『(…あれ、なんでこうなってるんだっけ?)』
目の前に大きな口を開いた人間のような巨体
ギシギシと体中の骨が悲鳴をあげており、持ち上げられている片腕は折れてしまってる
『(確か…)』
休日で学校がなかったから家でぐうたらして、お母さんに怒られて、それで
『緊急速報、人類滅亡の恐れがあります。』
テレビで流れた緊急速報、アナウンサーの人も顔を真っ青にさせながら報道する
その直後何が起きたか理解が出来ない
『…っ!!』
気づけば外に投げ出されていた。
断末魔や咀嚼する音が一斉に聞こえてきた
自由の効かない体で、頭だけ上げると家だったらしき物がある
潰されたのか屋根から押しつぶされた様にペシャンコになってる
『…あ゛…』
うまく声が出ないがしっかりとその両目が捉えていた
瓦礫の隙間に潰されている母親の姿
街中にグネグネと動いている全裸の巨体達
国は何をしているんだろうか
軍はこいつらの対処をしてるのだろうか
こいつらは何なんだろうか
なんで人を食べてるんだろうか
『お母ざ、』
大きな足が目の前に現れ、顔をあげると笑顔の巨体が瓦礫にいる母親をつまみだした
何も抵抗せず、流れるようにその巨体に食べられていった。
『(人ってあんな簡単に死ねるんだっけ…?)』
やけにリアルに骨が折れる音と血しぶきが舞い、血の雨が顔中に当たる
母親を食べた巨体が、あたしに気づいた。
『……くそがっ…』
軽々と持ち上げられて、腕の骨がぼきりと折れた
人類はこいつらに勝てるはずがない。
至るところから聞こえる断末魔や咀嚼音
血の流し過ぎでおぼろげながらにしか見えない巨体の表情
『(そんな嬉しそうな顔しやがって)』
重力に従うようにあたしはその口へと吸い込まれていった
――人類滅亡まであと数秒。
♂♀
「アザミ!!!」
ハッとして起き上がると、不安な面持ちで見ているアニ
「……部屋?…死んだんじゃ…?」
ズキズキと痛む頭を抑えつつ、部屋を見渡すと素っ気ない部屋だ。
「何言ってんの?今日から訓練でしょ」
「あぁ、今日か…」
ゆっくりと起き上がって、綺麗にたたまれている訓練兵の服を来た。
「随分うなされていたけど平気?」
「………うん、どんな夢か忘れた。
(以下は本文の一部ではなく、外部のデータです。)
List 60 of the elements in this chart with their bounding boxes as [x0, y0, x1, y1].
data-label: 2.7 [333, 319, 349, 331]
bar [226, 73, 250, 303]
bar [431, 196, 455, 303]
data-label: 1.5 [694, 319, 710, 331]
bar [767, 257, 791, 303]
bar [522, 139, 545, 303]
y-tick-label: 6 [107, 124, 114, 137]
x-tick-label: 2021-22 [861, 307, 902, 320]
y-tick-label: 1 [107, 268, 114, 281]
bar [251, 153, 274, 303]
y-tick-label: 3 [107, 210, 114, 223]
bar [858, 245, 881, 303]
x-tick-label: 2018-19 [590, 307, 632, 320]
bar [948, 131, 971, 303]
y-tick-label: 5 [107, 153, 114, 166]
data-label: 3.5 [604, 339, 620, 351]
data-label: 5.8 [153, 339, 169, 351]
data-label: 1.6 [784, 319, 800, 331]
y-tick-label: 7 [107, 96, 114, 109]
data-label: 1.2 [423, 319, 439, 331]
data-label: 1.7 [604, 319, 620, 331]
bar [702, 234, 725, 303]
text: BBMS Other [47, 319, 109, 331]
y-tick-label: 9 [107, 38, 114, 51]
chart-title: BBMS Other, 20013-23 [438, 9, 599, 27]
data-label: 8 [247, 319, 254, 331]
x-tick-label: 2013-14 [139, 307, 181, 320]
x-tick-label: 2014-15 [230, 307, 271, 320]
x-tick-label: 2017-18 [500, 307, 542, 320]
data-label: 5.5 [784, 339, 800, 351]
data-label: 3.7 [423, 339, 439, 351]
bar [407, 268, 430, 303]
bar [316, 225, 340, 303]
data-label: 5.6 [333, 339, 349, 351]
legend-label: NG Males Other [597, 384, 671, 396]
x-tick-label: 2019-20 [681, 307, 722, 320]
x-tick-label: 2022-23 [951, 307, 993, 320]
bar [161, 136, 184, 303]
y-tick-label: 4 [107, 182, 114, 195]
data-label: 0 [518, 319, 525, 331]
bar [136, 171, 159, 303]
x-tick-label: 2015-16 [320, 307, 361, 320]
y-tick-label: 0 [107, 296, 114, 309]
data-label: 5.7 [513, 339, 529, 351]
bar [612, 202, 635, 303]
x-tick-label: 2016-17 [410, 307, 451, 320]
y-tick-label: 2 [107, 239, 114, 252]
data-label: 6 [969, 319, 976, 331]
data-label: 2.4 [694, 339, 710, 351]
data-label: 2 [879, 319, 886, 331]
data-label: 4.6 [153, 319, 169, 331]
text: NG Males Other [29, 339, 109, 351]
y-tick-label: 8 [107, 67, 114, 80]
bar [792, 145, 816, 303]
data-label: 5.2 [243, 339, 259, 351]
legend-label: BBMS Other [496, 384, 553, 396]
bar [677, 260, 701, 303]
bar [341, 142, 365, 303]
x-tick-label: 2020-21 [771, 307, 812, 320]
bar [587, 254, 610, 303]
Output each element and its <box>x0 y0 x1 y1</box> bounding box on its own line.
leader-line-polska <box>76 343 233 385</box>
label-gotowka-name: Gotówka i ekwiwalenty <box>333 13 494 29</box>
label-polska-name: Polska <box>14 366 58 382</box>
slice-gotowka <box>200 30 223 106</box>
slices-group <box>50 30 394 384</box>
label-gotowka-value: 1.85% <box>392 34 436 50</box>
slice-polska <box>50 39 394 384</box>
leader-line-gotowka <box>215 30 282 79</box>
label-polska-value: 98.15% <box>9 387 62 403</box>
」
鏡に写る自分の姿はとてつもなく生気を感じられる顔じゃない。
死人のような顔つきで隈も酷くなっていく一方だ。
「(……ああ、やけにリアルな夢だ…)」
目を閉じれば、食われる感触が全身を身震いさせる。
確かにあの日食われたはずなのに、生きている。
生まれ変わって今は訓練兵として生きてる
「朝ごはん無くなるよ」
「……ああ、うん」
早く、死にたいのに死ねない
人類絶滅した日本から、絶望寸前の世界へトリップ
ここではあの巨体は巨人と言い、壁外にいるのが当たり前のようだ
「早く、死にたい」
廊下から見える外は非常に綺麗な青空だ。